Overview
A table mutator is a Logic Fuzzer mechanism that allows RTL memories or table-like microarchitectural structures to be mutated during verification. The cited work describes table mutators as a way to fuzz structures such as branch-predictor tables, cache entries, TLB entries, and invalid entries, while preserving architectural correctness assumptions for structures whose contents should not affect the correctness of the running program.
What it mutates
The paper gives several examples of target structures:
- branch-predictor tables, which can be freely fuzzed at a given moment because they must not affect architectural correctness;
- cache and TLB entries, including random invalidation;
- already-invalid entries, whose values can be fuzzed;
- instruction-cache tag and data arrays, used to inject randomized instruction streams on mispredicted paths;
- cache tag arrays and valid bits, used to steer accesses toward selected cache banks or ways.
Implementation pattern
The implementation pattern is to replace an RTL memory model or array with a wrapper that accesses a fuzzer-managed table through DPI. In the Logic Fuzzer implementation described in the paper, a fuzzer object is configured to allocate a table with the same size as the relevant RTL structure, such as a branch predictor. During simulation, the RTL-side implementation accesses the fuzzer table through DPI instead of the original RTL memory model, and the table contents are fuzzed either randomly or with specific patterns.

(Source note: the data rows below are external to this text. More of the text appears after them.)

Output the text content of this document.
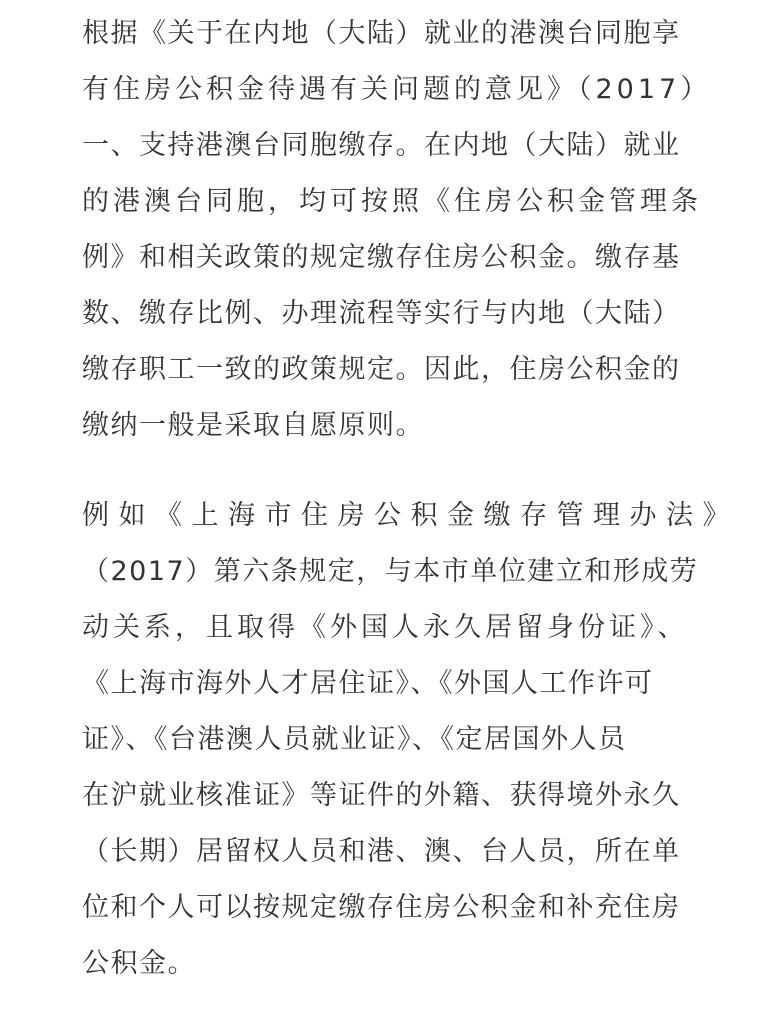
根据《关于在内地（大陆）就业的港澳台同胞享
有住房公积金待遇有关问题的意见》（2017）
一、支持港澳台同胞缴存。在内地（大陆）就业
的港澳台同胞，均可按照《住房公积金管理条
例》和相关政策的规定缴存住房公积金。缴存基
数、缴存比例、办理流程等实行与内地（大陆）
缴存职工一致的政策规定。因此，住房公积金的
缴纳一般是采取自愿原则。
例如《上海市住房公积金缴存管理办法》
（2017）第六条规定，与本市单位建立和形成劳
动关系，且取得《外国人永久居留身份证》、
《上海市海外人才居住证》、《外国人工作许可
证》、《台港澳人员就业证》、《定居国外人员
在沪就业核准证》等证件的外籍、获得境外永久
（长期）居留权人员和港、澳、台人员，所在单
位和个人可以按规定缴存住房公积金和补充住房
公积金。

For cache-focused use cases, the authors describe replacing tag arrays with wrappers that access Table Mutators through DPI. In their CVA6 example, they edited five RTL lines and added a simple twelve-line method in the Table Mutator class to mutate entries and stress a cache bank of interest.
Verification uses
Stressing cache behavior
In a CVA6 L1 cache experiment, over 50 random tests generated with Google's riscv-dv showed that the regular run favored way 0 for stores under the tested memory-access pattern. Instead of regenerating binaries and constraining address generation to stress underutilized ways, the authors mutated tag arrays and valid bits to steer cache accesses to the target bank with less effort.
Stressing mispredicted paths
Table mutators are also used to insert random instructions into a mispredicted path. The described flow replaces instruction-cache tag and data arrays with table mutators, forces the Branch History Table to predict taken, forces the Branch Target Buffer to provide an address with a specific tag, and programs the fuzzer tables to return a random instruction stream when that tag is observed.
Restoring or randomizing microarchitectural state
The paper notes that checkpoint-based co-simulation can start caches, TLBs, and other memory elements from reset state, losing potentially important microarchitectural state. Logic Fuzzer's Table Mutators are proposed as a partial way to close that gap by pre-populating or randomizing such tables.
Relationship to Logic Fuzzer
Table mutators are one of the fuzzing mechanisms used by Logic Fuzzer. They complement congestors: congestors perturb control/backpressure-like signals, while table mutators perturb memory-like RTL structures and microarchitectural tables.